Ecclesiastical full moon


An ecclesiastical full moon is formally the 14th day of the ecclesiastical lunar month in an ecclesiastical lunar calendar. The ecclesiastical lunar calendar spans the year with lunar months of 30 and 29 days which are intended to approximate the observed phases of the Moon. Since a true synodic month has a length that can vary from about 29.27 to 29.83 days, the moment of astronomical opposition tends to be roughly 14.75 days after the previous conjunction of the Sun and Moon. The ecclesiastical full moons of the Gregorian lunar calendar tend to agree with the dates of astronomical opposition, referred to a day beginning at midnight at 0 degrees longitude, to within a day or so. However, the astronomical opposition happens at a single moment for the entire Earth: The hour and day at which the opposition is measured as having taken place will vary with longitude. In the ecclesiastical calendar, the 14th day of the lunar month, reckoned in local time, is considered the day of the full moon at each longitude.
Schematic lunar calendars can and do get out of step with the Moon. A useful way of checking their performance is to compare the variation of the astronomical new moon with a standard time of 6 a.m. on the last day of a 30-day month and 6 p.m. on the last day of a 29-day month.
Beginning in the medieval period the age of the ecclesiastical moon was announced daily in the office of Prime at the reading of the martyrology. This is still done today by those using the extraordinary form of the Roman Rite adhering to the 1962 Roman Breviary.
In the Book of Common Prayer of the Protestant Episcopal Church of the United States of America, the dates of the paschal full moons for the 19 years of the Gregorian Easter cycle are indicated by the placement of the Golden Number to the left of the date in March or April on which the paschal full moon falls in that year of the cycle. The same practice is followed in some editions of the Book of Common Prayer of the Church of England.

Paschal full moon

Notionally, the paschal full moon refers to the ecclesiastical full moon of the northern spring used in the determination of the date of Easter. The name "paschal" is derived from "Pascha", a transliteration of the Aramaic word meaning Passover. The date of Easter is determined as the first Sunday after the "paschal full moon" that falls on or after March 21. This "full moon" does not currently correspond directly to any astronomical event, but is instead the 14th day of a lunar month, determined from tables. It may differ from the date of the actual full moon by up to two days. The use of tables instead of actual observations of the full moon is useful and necessary since the full moon may occur on different dates depending where one is on earth.
The calculations to determine the date of the paschal full moon are somewhat complex, but can be described briefly as follows:
In other words, Easter falls from one to seven days after the paschal full moon, so that if the paschal full moon is on Sunday, Easter is the following Sunday. Thus the earliest possible date of Easter is March 22, while the latest possible date is April 25.

Earliest Easter

In 1818, as a paschal full moon fell on Saturday March 21, Easter was the following day—Sunday March 22—the earliest date possible.
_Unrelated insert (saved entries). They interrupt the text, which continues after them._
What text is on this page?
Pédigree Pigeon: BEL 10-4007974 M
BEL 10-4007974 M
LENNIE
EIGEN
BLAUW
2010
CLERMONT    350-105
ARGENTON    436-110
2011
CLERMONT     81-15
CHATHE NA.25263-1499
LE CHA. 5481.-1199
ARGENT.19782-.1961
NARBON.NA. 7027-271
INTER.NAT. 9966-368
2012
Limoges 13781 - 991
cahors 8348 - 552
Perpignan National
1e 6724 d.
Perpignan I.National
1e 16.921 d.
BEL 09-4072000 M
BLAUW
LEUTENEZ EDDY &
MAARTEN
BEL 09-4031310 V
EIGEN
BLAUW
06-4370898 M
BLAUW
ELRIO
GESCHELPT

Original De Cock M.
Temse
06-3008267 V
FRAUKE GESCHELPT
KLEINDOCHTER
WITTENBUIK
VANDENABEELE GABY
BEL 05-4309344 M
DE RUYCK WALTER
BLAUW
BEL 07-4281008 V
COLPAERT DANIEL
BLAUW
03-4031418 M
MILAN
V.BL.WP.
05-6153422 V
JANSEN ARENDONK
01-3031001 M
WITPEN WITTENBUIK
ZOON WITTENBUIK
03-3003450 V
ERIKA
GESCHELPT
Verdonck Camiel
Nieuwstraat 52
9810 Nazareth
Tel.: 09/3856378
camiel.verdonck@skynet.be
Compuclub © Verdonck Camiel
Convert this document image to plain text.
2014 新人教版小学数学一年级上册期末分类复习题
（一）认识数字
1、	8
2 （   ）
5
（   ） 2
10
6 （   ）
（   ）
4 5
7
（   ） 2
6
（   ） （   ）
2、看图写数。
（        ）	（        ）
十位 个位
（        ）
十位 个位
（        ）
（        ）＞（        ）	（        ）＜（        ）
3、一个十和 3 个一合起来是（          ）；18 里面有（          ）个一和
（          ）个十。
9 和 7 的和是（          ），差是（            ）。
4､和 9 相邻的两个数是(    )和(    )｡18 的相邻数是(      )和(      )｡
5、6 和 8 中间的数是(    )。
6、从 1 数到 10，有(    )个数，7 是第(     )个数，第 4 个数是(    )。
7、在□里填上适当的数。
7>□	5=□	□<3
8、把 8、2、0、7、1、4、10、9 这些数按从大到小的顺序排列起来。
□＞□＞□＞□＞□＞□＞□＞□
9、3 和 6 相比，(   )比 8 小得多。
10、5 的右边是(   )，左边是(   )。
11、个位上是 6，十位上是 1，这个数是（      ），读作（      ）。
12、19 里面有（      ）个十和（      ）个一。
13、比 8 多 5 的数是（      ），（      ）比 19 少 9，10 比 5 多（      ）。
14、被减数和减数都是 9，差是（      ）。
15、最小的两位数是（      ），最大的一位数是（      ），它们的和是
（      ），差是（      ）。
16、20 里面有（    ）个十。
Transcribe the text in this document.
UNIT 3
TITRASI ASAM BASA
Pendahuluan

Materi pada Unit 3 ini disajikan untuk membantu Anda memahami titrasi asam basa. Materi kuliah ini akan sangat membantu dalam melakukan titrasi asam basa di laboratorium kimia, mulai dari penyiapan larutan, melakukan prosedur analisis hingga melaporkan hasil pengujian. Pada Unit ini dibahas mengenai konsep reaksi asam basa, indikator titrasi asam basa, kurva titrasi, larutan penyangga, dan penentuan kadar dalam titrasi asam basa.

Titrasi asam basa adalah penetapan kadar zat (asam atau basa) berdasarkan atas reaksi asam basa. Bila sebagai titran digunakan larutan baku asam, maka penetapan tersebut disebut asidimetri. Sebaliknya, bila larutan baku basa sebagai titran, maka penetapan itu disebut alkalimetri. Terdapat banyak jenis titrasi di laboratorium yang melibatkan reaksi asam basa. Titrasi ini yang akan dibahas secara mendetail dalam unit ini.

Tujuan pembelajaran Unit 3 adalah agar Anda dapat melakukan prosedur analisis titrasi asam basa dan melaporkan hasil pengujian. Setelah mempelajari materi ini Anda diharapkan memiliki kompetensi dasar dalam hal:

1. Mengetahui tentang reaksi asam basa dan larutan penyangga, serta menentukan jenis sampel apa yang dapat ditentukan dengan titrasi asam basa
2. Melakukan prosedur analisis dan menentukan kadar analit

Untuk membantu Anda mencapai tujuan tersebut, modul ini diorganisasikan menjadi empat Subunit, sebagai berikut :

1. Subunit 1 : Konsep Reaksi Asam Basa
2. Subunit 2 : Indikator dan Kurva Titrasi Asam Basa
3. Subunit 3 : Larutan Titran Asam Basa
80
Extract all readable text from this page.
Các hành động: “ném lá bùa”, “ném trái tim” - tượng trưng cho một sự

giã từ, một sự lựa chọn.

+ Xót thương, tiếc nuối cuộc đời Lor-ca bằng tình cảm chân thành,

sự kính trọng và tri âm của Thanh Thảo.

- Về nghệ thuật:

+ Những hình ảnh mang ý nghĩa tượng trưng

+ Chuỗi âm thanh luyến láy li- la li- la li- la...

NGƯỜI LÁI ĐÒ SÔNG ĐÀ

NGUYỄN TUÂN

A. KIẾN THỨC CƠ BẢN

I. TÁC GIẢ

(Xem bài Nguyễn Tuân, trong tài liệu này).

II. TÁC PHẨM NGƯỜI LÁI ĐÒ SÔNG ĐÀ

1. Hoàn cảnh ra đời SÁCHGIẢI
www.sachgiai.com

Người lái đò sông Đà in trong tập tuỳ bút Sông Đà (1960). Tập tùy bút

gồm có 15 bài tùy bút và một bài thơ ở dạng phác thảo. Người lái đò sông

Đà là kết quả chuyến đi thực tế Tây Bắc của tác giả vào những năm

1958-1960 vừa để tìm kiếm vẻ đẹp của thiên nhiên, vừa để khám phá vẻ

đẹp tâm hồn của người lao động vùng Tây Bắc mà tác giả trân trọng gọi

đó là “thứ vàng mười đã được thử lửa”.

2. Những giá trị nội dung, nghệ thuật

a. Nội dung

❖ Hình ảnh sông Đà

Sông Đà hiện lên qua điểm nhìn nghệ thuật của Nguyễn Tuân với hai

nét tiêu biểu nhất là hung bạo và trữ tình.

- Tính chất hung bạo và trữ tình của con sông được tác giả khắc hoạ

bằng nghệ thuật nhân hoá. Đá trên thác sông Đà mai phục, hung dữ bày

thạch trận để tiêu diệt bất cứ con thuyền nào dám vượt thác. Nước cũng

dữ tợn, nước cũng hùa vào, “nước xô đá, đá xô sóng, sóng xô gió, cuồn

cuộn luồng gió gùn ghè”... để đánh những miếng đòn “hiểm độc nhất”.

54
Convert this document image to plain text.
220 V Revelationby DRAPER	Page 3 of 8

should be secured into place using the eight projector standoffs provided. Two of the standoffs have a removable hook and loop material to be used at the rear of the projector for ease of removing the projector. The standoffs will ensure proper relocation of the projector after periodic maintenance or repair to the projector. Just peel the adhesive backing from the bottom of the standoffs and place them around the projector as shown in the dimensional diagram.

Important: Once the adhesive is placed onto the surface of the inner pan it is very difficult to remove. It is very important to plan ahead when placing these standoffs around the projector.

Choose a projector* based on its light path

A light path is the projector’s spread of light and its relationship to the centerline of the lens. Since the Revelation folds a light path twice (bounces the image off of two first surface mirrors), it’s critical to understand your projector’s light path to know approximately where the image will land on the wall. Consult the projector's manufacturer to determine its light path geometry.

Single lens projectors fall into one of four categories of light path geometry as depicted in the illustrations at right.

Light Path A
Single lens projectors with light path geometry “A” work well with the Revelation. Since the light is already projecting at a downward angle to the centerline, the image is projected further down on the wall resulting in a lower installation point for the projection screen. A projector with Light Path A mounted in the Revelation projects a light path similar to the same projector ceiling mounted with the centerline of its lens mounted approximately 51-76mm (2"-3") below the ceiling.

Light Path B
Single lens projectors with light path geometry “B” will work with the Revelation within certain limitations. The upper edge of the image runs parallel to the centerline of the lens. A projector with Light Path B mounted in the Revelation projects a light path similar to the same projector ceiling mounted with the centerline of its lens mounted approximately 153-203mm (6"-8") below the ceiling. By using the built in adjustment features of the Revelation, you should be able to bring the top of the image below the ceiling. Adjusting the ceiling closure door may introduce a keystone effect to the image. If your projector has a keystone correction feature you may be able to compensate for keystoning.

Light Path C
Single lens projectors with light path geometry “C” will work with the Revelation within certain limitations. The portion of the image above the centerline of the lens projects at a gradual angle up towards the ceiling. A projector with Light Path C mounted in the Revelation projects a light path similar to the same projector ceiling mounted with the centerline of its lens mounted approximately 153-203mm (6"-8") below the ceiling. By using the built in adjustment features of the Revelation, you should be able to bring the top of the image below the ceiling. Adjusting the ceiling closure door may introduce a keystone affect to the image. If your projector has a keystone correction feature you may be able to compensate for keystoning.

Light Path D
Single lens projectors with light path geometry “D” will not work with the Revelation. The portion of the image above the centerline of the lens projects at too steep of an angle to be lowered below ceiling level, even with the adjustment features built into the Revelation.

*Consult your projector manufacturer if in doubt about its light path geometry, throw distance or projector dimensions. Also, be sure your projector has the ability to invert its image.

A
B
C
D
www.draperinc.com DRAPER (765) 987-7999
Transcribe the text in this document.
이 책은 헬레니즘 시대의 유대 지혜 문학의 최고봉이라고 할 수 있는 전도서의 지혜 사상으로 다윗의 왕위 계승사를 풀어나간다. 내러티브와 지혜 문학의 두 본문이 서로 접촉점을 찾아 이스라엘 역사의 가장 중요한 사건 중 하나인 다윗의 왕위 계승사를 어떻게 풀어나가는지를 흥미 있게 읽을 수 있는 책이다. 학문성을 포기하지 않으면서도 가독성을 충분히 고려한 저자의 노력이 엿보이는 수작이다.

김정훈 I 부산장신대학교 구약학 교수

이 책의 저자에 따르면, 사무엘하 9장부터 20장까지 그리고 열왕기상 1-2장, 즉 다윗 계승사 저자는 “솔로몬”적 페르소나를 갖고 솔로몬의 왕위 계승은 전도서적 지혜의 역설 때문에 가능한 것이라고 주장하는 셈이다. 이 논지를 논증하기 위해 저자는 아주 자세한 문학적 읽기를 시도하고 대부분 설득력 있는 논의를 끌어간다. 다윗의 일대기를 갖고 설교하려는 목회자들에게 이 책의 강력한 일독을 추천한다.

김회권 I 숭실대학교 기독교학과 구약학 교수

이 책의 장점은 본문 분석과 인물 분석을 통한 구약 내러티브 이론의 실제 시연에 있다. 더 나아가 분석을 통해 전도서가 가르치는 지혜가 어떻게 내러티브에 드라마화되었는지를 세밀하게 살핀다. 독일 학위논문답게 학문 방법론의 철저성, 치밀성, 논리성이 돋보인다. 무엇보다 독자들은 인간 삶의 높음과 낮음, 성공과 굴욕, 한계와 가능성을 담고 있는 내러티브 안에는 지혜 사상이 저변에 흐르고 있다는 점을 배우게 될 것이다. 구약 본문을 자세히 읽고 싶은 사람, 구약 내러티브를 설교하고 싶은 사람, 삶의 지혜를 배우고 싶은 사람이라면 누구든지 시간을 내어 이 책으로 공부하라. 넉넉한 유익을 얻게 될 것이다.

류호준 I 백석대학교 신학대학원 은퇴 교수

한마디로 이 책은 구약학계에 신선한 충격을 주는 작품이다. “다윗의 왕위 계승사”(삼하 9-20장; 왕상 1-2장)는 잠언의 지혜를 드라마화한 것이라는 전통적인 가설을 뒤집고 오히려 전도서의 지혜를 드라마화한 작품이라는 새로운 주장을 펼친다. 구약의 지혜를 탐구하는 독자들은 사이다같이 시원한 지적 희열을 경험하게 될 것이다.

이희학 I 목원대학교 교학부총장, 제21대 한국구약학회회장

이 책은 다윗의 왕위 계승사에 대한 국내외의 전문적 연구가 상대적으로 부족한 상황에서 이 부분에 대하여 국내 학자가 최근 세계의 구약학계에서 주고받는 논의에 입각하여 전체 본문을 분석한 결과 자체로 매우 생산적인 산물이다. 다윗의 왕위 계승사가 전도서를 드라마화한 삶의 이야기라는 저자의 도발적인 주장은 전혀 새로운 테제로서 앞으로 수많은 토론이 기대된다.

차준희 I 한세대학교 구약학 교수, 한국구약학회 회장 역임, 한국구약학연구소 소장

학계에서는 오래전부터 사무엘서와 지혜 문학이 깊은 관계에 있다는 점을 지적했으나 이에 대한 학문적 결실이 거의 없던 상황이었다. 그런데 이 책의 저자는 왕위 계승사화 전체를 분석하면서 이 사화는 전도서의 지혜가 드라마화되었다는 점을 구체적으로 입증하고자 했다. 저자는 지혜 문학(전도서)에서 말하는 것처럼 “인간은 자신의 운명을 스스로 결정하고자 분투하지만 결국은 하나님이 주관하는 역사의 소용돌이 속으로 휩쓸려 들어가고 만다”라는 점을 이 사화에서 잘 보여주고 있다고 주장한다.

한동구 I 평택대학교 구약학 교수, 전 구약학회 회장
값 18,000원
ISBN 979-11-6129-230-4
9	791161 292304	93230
It will not fall on this date again until 2285, a span of 467 years.

Latest Easter

In 1943 a full moon fell on Saturday March 20. As this was before March 21, the next full moon, which fell on Sunday April 18, determined the date of Easter—the following Sunday, April 25. It will not fall on this date again until 2038, a span of 95 years.
For a detailed discussion of the paschal computations, see Computus.

Easter tables

By the middle of the third century AD computists of some churches, among which were the Church of Rome and the one of Alexandria, had begun to calculate their own periodic sequences of dates of paschal full moon, to be able to determine their own dates of Easter Sunday. The motivation for these experiments was a dissatisfaction with the Jewish calendars that Christians had hitherto relied on to fix the date of Easter. These Jewish calendars, according to their Christian critics, sometimes placed Nisan 14, the paschal full moon and the day of preparation for the Jewish Passover, before the spring equinox. The Christians who began the experiments with independent computations held that the paschal full moon should never precede the equinox.
The computational principles developed at Alexandria eventually became normative, but their reception was a centuries-long process during which Alexandrian Easter tables competed with other tables incorporating different arithmetical parameters. So for a period of several centuries the sequences of dates of the paschal full moon applied by different churches could show great differences.